World number four Rose and 10-time Grammy award-winning musician Timberlake are the star pairing in the pro-am that runs alongside this week’s European Tour event at Carnoustie, Kingsbarns and St Andrews.
Rose has high hopes for his partnership with close friend Timberlake, an enthusiastic golfer with a highly-impressive handicap of two.
The pair tee off at Carnoustie, the most difficult of the three host venues, at 11.12am with wet and windy conditions expected.
Speaking about his friendship with Timberlake, Rose said: “I met him in Orlando and he was playing golf at Lake Nona.
“I said hello and, being a keen golfer himself, he knew who I was.
“He then came to the Bahamas and we played a bit of golf. He came to the house for dinner and we started to hang out and we ended up playing the AT&T Pro-Am so it’s been an evolution over the last six or seven years.
“Golf has been the glue, for sure. It’s been fun.

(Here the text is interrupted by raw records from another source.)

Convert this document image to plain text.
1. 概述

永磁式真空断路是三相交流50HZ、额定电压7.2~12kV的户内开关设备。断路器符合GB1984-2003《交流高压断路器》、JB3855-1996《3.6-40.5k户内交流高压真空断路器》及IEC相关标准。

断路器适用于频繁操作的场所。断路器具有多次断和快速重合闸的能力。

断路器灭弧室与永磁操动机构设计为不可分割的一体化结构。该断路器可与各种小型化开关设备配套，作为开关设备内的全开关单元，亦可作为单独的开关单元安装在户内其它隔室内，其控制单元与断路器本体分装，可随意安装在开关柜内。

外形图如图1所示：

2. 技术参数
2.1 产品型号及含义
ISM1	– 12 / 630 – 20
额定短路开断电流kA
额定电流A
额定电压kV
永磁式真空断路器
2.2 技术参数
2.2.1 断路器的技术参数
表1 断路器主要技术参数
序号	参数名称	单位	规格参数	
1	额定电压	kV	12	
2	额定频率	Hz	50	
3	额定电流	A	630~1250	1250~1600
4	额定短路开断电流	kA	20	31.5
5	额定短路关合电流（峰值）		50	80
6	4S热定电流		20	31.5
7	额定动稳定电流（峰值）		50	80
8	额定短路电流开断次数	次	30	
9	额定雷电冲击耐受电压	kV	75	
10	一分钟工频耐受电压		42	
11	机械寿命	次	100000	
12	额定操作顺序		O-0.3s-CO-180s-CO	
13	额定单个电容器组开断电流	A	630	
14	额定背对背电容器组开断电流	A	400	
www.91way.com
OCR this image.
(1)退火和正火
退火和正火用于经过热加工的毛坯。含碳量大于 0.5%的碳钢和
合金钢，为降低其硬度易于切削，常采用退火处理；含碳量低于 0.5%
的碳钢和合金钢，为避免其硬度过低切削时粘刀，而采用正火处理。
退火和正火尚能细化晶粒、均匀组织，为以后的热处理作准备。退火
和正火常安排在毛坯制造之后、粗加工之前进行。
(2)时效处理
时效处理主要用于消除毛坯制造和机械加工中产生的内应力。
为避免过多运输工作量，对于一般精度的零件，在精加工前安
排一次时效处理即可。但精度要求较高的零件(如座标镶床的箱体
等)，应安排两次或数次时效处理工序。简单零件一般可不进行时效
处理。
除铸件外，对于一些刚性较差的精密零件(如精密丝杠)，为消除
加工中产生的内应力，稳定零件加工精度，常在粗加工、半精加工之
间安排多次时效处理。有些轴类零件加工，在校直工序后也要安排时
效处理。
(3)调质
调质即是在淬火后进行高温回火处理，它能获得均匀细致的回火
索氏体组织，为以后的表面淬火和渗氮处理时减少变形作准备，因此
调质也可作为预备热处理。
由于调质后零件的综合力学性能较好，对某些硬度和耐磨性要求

“I have the opportunity to see what he does and that’s great. To me, he’s just Justin Timberlake the guy who wants to play golf but when you see him on stage you see him become Justin Timberlake with thousands screaming for him.
“I have been able to watch two or three shows and have been in that inner sanctum so I get it a bit more of what he does.
“It’s fun to be playing with him.”
Rose, however, says the importance of golf has been placed firmly in perspective by the devastation caused by Hurricane Dorian which earlier this month battered the Bahamas, where the Englishman lives with his family.
More than 50 people were killed while more than 1,000 are still unaccounted for.
Rose said: “We were very fortunate to get away with it.
“Nassau is 100 miles south from where the eye of the storm tracked.
“We caught the fringes of the storm. We had three days of 40-miles-an-hour wind but nothing to impact the house – nothing dangerous at all.
“Just coastal erosion, beach erosion, stuff like that. We feel very lucky to get away with it.
“You realise how vulnerable you are when you see the power of the storm and what it can do.
“Nassau has become very much the heart of the relief effort. That’s where my wife is today, at a children’s home in Nassau, working and helping and doing what she can.
“A lot of us in the community have done as much fundraising as possible. Where I live, Tiger Woods and Justin Timberlake have been involved in setting up a significant fund that can try to help some of the rebuilding process.
“In a small community like the Bahamas, when something so devastating happens, we definitely club together pretty well.
“It’s pretty devastating to see. It’s a small enough place where you are bumping into people who have just lost their uncle or they have cousins they haven’t heard from.
“They fear the worst. It’s pretty difficult to watch.”